Пушкин — П. А. Плетневу.
22 июля 1831. Из Царского Села в Петербург.
26-го июля. <…>
Покамест полагали, что холера прилипчива, как чума, до тех пор карантины были зло необходимое. Но коль скоро начали замечать, что холера находится в воздухе, то карантины должны были тотчас быть уничтожены. 16 губерний вдруг не могут быть оцеплены, а карантины, не подкрепленные достаточно цепию, военною силою, — суть только средства к притеснению и причины к общему неудовольствию. Вспомним, что турки предпочитают чуму карантинам. В прошлом году карантины остановили всю промышленность, заградили путь обозам, привели в нищету подрядчиков и извозчиков, прекратили доходы крестьян и помещиков и чуть не взбунтовали 16 губерний. Злоупотребления неразлучны с карантинными постановлениями, которых не понимают ни употребляемые на то люди, ни народ. Уничтожьте карантины, народ не будет отрицать существования заразы, станет принимать предохранительные меры и прибегнет к лекарям и правительству; но покамест карантины тут, меньшее зло будет предпочтено большему и народ будет более беспокоиться о своем продовольствии, о угрожающей нищете и голоде, нежели о болезни неведомой и коей признаки так близки к отраве.

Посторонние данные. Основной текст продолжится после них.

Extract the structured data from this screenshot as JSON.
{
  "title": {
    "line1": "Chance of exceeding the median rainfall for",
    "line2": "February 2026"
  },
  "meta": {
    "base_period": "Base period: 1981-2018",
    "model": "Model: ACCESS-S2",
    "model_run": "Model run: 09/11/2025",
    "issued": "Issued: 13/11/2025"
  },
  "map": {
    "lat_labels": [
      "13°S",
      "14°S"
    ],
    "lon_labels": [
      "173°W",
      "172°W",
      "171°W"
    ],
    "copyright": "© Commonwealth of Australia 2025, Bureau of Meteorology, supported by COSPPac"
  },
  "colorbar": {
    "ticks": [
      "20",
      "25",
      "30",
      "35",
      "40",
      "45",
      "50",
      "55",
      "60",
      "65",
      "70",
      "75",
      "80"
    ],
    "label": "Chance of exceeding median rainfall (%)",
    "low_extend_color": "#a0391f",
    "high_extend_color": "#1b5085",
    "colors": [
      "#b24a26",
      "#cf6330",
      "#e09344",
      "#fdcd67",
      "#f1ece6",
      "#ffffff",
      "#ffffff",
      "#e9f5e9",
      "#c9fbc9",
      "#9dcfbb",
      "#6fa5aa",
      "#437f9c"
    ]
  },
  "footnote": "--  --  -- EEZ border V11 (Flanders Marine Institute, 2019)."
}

29-го. Третьего дня государыня родила великого князя Николая. Накануне она позволила фрейлине Россети выйти за Смирнова.
Государь приехал перед самыми родами императрицы. Бунт в Новгородских колониях усмирен его присутствием. Несколько генералов, полковников и почти все офицеры полков Аракчеевского и короля Прусского перерезаны. Мятежники имели списки мнимых отравителей, т. е. начальников и лекарей. Генерала они засекли на плаце; над некоторыми жертвами убийцы ругались. Посадив на стул одного майора, они подходили к нему с шутками: «Ваше высокоблагородие, что это вы так побледнели? Вы сами не свои, вы так смирны», — и с этим словом били его по лицу. Лекарей убито 15 человек; один из них спасен больными, лежащими в лазарете. Этот лекарь находился 12 лет в колонии, был отменно любим солдатами за его усердие и добродушие. Мятежники отдавали ему справедливость, но хотели, однако ж, его зарезать, ибо и он стоял в списке жертв. Больные вытребовали его из-под караула. Мятежники хотели было ехать к Аракчееву в Грузино, чтоб убить его, а дом разграбить. 30 троек были уже готовы. Жандармский офицер, взявший над ними власть, успел уговорить их оставить это намерение. Он было спас и офицеров полка Прусского короля, уговорив мятежников содержать несчастных под арестом; но после его отъезда убийства совершились. Государь обедал в Аракчеевском полку. Солдаты встретили его с хлебом и медом. Арнт, находившийся при нем, сказал им с негодованием: «Вам бы должно вынести кутью». Государь собрал полк в манеже, приказал попу читать молитвы, приложился ко кресту и обратился к мятежникам. Он разругал их, объявил, что не может их простить, и требовал, чтоб они выдали ему зачинщиков. Полк обещался. Свидетели с восторгом и с изумлением говорят о мужестве и силе духа императора.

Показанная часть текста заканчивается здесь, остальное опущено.